An iron tyre is to be fitted onto a wooden wheel \(1.0 \mathrm{~m}\) in diameter. The diameter of the tyre is \(6 \mathrm{~mm}\) smaller than that of wheel. The tyre should be heated so that its temperature increases by a minimum of (coefficient of volumetric expansion of iron is \(3.6 \times 10^{-5} /{ }^{\circ} \mathrm{C}\) ) (A) \(167^{\circ} \mathrm{C}\) (B) \(334^{\circ} \mathrm{C}\) (C) \(500^{\circ} \mathrm{C}\) (D) \(1000^{\circ} \mathrm{C}\)

The radius of a metal sphere at room temperature \(T\) is \(R\) and the coefficient of linear expansion of the metal is \(\alpha\). The sphere heated a little by a temperature \(\Delta T\) so that its new temperature is \(T+\Delta T\). The increase in the volume of the sphere is approximately. (A) \(2 \pi R \alpha \Delta T\) (B) \(\pi R^{2} \alpha \Delta T\) (C) \(4 \pi R^{3} \alpha \Delta T / 3\) (D) \(4 \pi R^{3} \alpha \Delta T\)

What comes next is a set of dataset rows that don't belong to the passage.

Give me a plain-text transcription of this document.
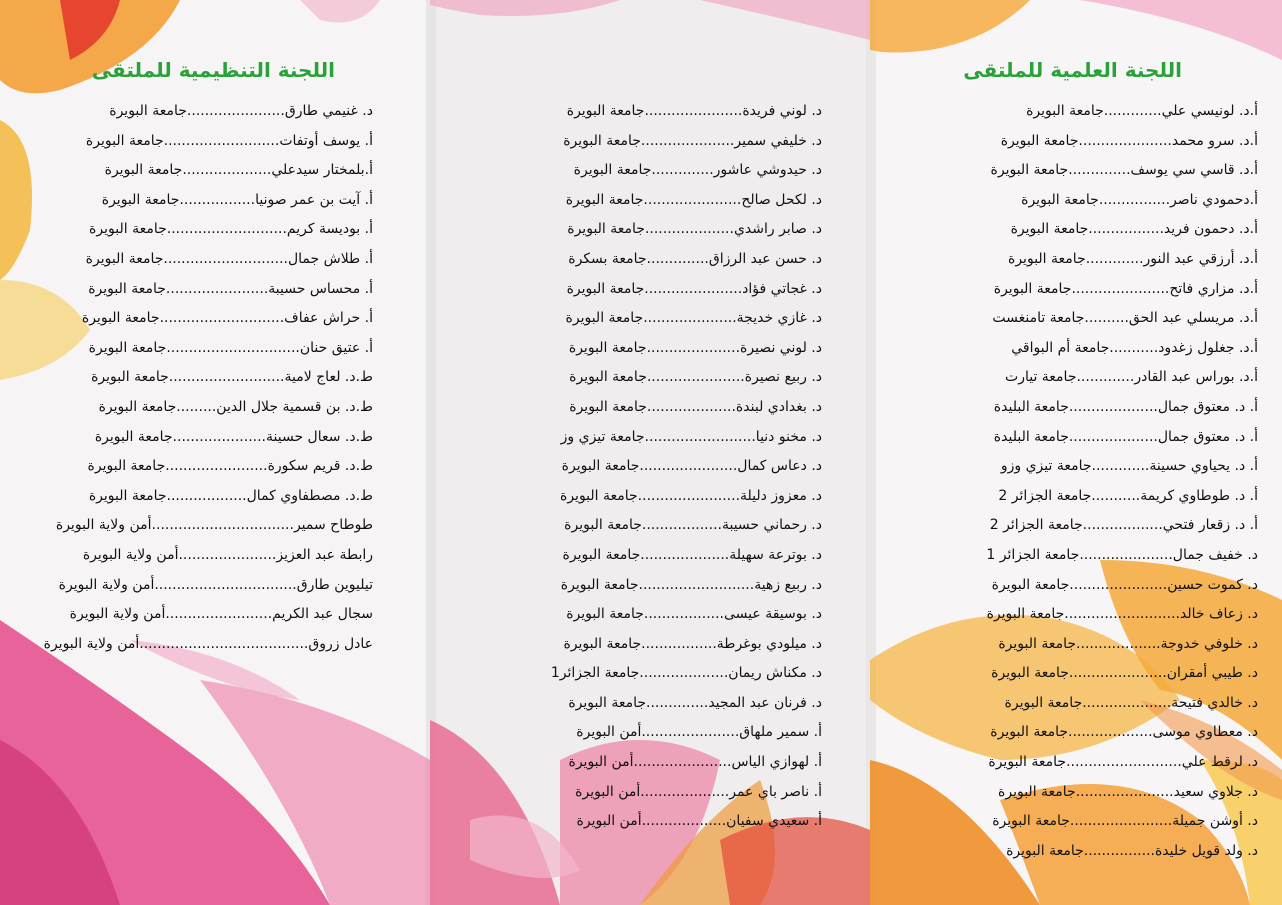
اللجنة العلمية للملتقى
أ.د. لونيسي علي.............جامعة البويرة
أ.د. سرو محمد.....................جامعة البويرة
أ.د. قاسي سي يوسف..............جامعة البويرة
أ.دحمودي ناصر................جامعة البويرة
أ.د. دحمون فريد.................جامعة البويرة
أ.د. أرزقي عبد النور.............جامعة البويرة
أ.د. مزاري فاتح......................جامعة البويرة
أ.د. مريسلي عبد الحق..........جامعة تامنغست
أ.د. جغلول زغدود...........جامعة أم البواقي
أ.د. بوراس عبد القادر.............جامعة تيارت
أ. د. معتوق جمال....................جامعة البليدة
أ. د. معتوق جمال....................جامعة البليدة
أ. د. يحياوي حسينة.............جامعة تيزي وزو
أ. د. طوطاوي كريمة...........جامعة الجزائر 2
أ. د. زقعار فتحي..................جامعة الجزائر 2
د. خفيف جمال.....................جامعة الجزائر 1
د. كموت حسين......................جامعة البويرة
د. زعاف خالد..........................جامعة البويرة
د. خلوفي خدوجة...................جامعة البويرة
د. طيبي أمقران......................جامعة البويرة
د. خالدي فتيحة....................جامعة البويرة
د. معطاوي موسى...................جامعة البويرة
د. لرقط علي..........................جامعة البويرة
د. جلاوي سعيد......................جامعة البويرة
د. أوشن جميلة.......................جامعة البويرة
د. ولد قويل خليدة................جامعة البويرة
د. لوني فريدة......................جامعة البويرة
د. خليفي سمير.....................جامعة البويرة
د. حيدوشي عاشور..............جامعة البويرة
د. لكحل صالح......................جامعة البويرة
د. صابر راشدي....................جامعة البويرة
د. حسن عبد الرزاق..............جامعة بسكرة
د. غجاتي فؤاد......................جامعة البويرة
د. غازي خديجة.....................جامعة البويرة
د. لوني نصيرة.....................جامعة البويرة
د. ربيع نصيرة......................جامعة البويرة
د. بغدادي لبندة....................جامعة البويرة
د. مخنو دنيا.........................جامعة تيزي وز
د. دعاس كمال......................جامعة البويرة
د. معزوز دليلة.......................جامعة البويرة
د. رحماني حسيبة..................جامعة البويرة
د. بوترعة سهيلة....................جامعة البويرة
د. ربيع زهية..........................جامعة البويرة
د. بوسيقة عيسى..................جامعة البويرة
د. ميلودي بوغرطة.................جامعة البويرة
د. مكناش ريمان....................جامعة الجزائر1
د. فرنان عبد المجيد..............جامعة البويرة
أ. سمير ملهاق......................أمن البويرة
أ. لهوازي الياس......................أمن البويرة
أ. ناصر باي عمر....................أمن البويرة
أ. سعيدي سفيان...................أمن البويرة
اللجنة التنظيمية للملتقى
د. غنيمي طارق......................جامعة البويرة
أ. يوسف أوتفات..........................جامعة البويرة
أ.بلمختار سيدعلي....................جامعة البويرة
أ. آيت بن عمر صونيا.................جامعة البويرة
أ. بوديسة كريم...........................جامعة البويرة
أ. طلاش جمال............................جامعة البويرة
أ. محساس حسيبة.......................جامعة البويرة
أ. حراش عفاف............................جامعة البويرة
أ. عتيق حنان..............................جامعة البويرة
ط.د. لعاج لامية..........................جامعة البويرة
ط.د. بن قسمية جلال الدين.........جامعة البويرة
ط.د. سعال حسينة.....................جامعة البويرة
ط.د. قريم سكورة.......................جامعة البويرة
ط.د. مصطفاوي كمال..................جامعة البويرة
طوطاح سمير................................أمن ولاية البويرة
رابطة عبد العزيز......................أمن ولاية البويرة
تيليوين طارق................................أمن ولاية البويرة
سجال عبد الكريم........................أمن ولاية البويرة
عادل زروق......................................أمن ولاية البويرة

1000 drops of a liquid of surface tension \(\sigma\) and radius \(r\) join together to form a big single drop. The energy released raises the temperature of the drop. If \(\rho\) be the density of the liquid and \(S\) be the specific heat, the rise in temperature of the drop would be \((J=\) Joule's equivalent of heat) (A) \(\frac{\sigma}{J r S \rho}\) (B) \(\frac{10 \sigma}{J r S \rho}\) (C) \(\frac{100 \sigma}{J r S \rho}\) (D) \(\frac{27 \sigma}{10 J r S \rho}\)

A cubic vessel (with face horizontal + vertical) contains an ideal gas at NTP. The vessel is being carried by a rocket which is moving at a speed of \(500 \mathrm{~ms}^{-1}\) in vertical direction. The pressure of the gas inside the vessel as observed by us on the ground (A) Remains the same because \(500 \mathrm{~ms}^{-1}\) is very much smaller than \(v_{\mathrm{rms}}\) of the gas. (B) Remains the same because motion of the vessel as a whole does not affect the relative motion of the gas molecules and the walls. (C) Will increase by a factor equal to \(\left(v_{\mathrm{ms}}^{2}+(500)^{2}\right) / v_{\mathrm{rms}}^{2}\), where \(v_{\mathrm{rms}}\) was the original mean square velocity of the gas. (D) Will be different on the top wall and bottom wall of the vessel.

A wire suspended vertically from one of its ends is stretched by attaching a weight of \(200 \mathrm{~N}\) to the lower end. The weight stretches the wire by \(1 \mathrm{~mm}\). The elastic energy stored in the wire is [2003] (A) \(0.2 \mathrm{~J}\) (B) \(10 \mathrm{~J}\) (C) \(20 \mathrm{~J}\) (D) \(0.1 \mathrm{~J}\)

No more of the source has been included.